AK laments, “[The police] make us out to be bad humans, like we’re going to do a crime.” Living in a tent may violate city by-law, but it is not a crime. “[Police] are supposed to support us people too.”
“If you want to say that a tarp is a by-law infraction, well that deserves a ticket, right?” Bierk asks rhetorically. “A by-law infraction doesn’t warrant someone to take the power of the law into their own hands and destroy someone’s property, whatever the context. There’s no context that justifies that. This is clear police violence…against people that are unhoused.”
Reframing what the human right to adequate housing means
The right to adequate housing has existed in the Universal Declaration of Human Rights since its inception in 1948, but it is only in recent years that the language of housing as a human right has become more prominent in housing policy such as in the federal National Housing Strategy Act in 2019, and the HousingTO 2020-2030 Action Plan in the City of Toronto.

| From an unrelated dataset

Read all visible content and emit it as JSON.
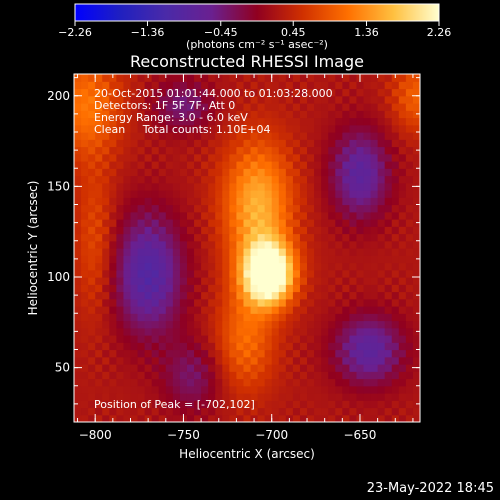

But we’re still far from recognizing residents of encampments as rights holders. It is not only uniformed officials who have failed to do so. “[I heard] there were people coming down and setting tents on fire,” says Jaymie Sampa, Manager at The 519, a community center in Toronto. “I heard accounts from…the large encampment that was under the Gardiner [Expressway]… People would drive by at obscure hours of the night and throw things out their window at people. It’s vitriolic. It’s hateful towards people living in the encampments.”
When writing this post, the City of Toronto was not reachable for direct comment, but they shared a written response regarding plans for encampment evictions: “There are many examples of encampments posing significant health and safety risks, including to people living in them.” Safety concerns should not absolve the need for a human-rights based approach to encampments.
Steph Massey, Harm Reduction Supervisor at Parkdale Queen West Community Health Centre, encourages the public to “reframe their feelings of safety – of having housing, having access to preventative measures in a pandemic, having access to food – and then think about what that means for safety for someone living in a tent all year round.”